Sure, in a calm and reassuring manner, a doctor can try to make a patient understand but how many will bear to live with that uncertainty. Then there is also the probability that that small cluster of cells could get bigger….So why not get them out now?
Even if these cancers are small, isn’t it the smart thing to do to diagnose them and follow them? Doesn’t that make these screening tests then necessary? Doesn’t that give the patient a choice?

The point I am trying to make is, in spite of all the data, there are these people called Patients who we are supposed to serve. They are ruled by emotion and are not always as rational as the data and evidence. Is it part of “doctoring” to do whatever is possible, besides causing harm, to reassure these patients?
So on one side are the those who preach a strict adherence to the evidence and on the other those who want to tailor things to the needs of the patient and the habits of the physician.

Into this fray drops Genomic Medicine. This is an emerging discipline that bases therapy on a patient’s genome. It is a well known fact that some drugs (e.g. Plavix) do not work in some patients because of lack of or too much of certain enzymes. Before a particular therapy is initiated, the genetic make-up of a patient is determined. It is now used extensively in psychiatry to get effective therapy.
This shows that in spite of the data or evidence, there are still individual variations.

All these arguments may not matter because of the Affordable Care Act.
The Affordable Care Act has decimated the private medical practice to the point where the majority of physicians are now employed by hospitals.
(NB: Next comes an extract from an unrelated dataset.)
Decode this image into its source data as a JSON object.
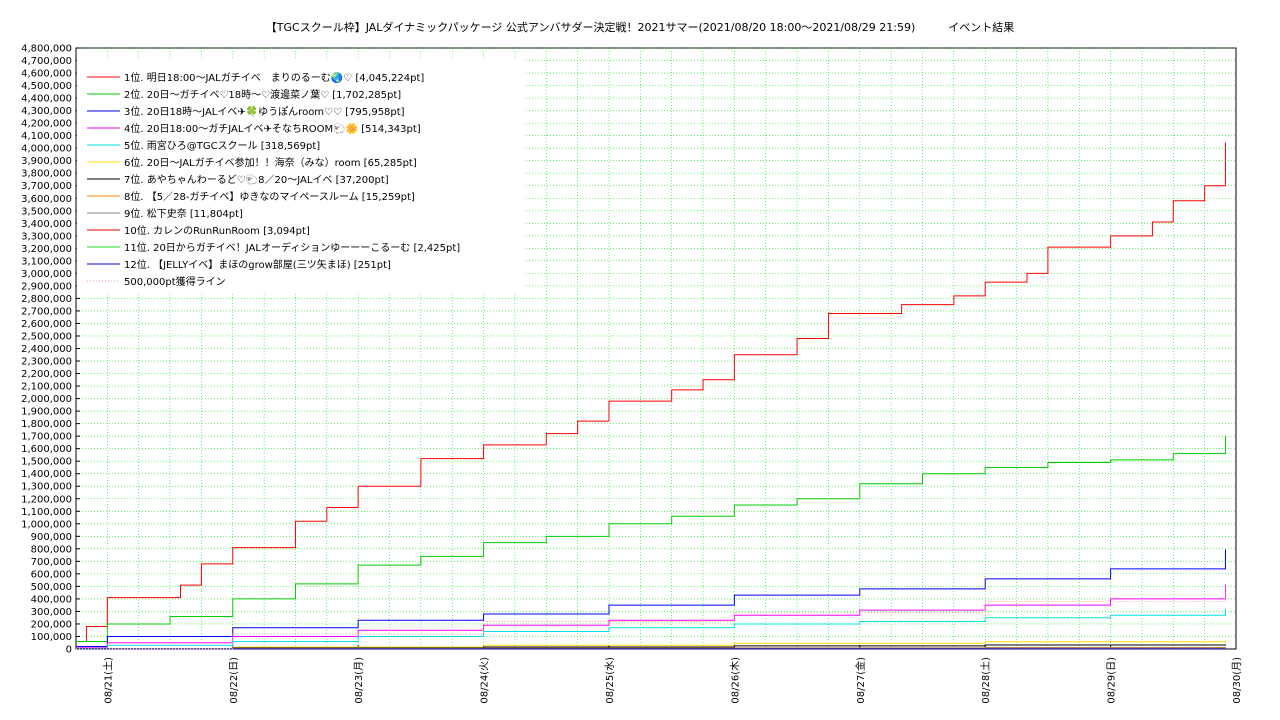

The Act also rewards physicians whose practices are in line with the latest most effective therapy and management modalities. Hospital administrators are then going to compel their physicians to practice in accordance with protocol that fit the best recommendations. In that sense, the autonomy of the physician may already be a thing of the past and patients’ choice may be slowly narrowed to a few options.

All this makes me wonder what role the physician may play in medicine in the future. If every decision we make is based on a protocol, what will happen to the practice of medicine as we know it? Besides surgeons, are any other specialties even needed if all one needs is to follow a protocol? Protocols so simple that even a caveman can follow them? What are we then good for?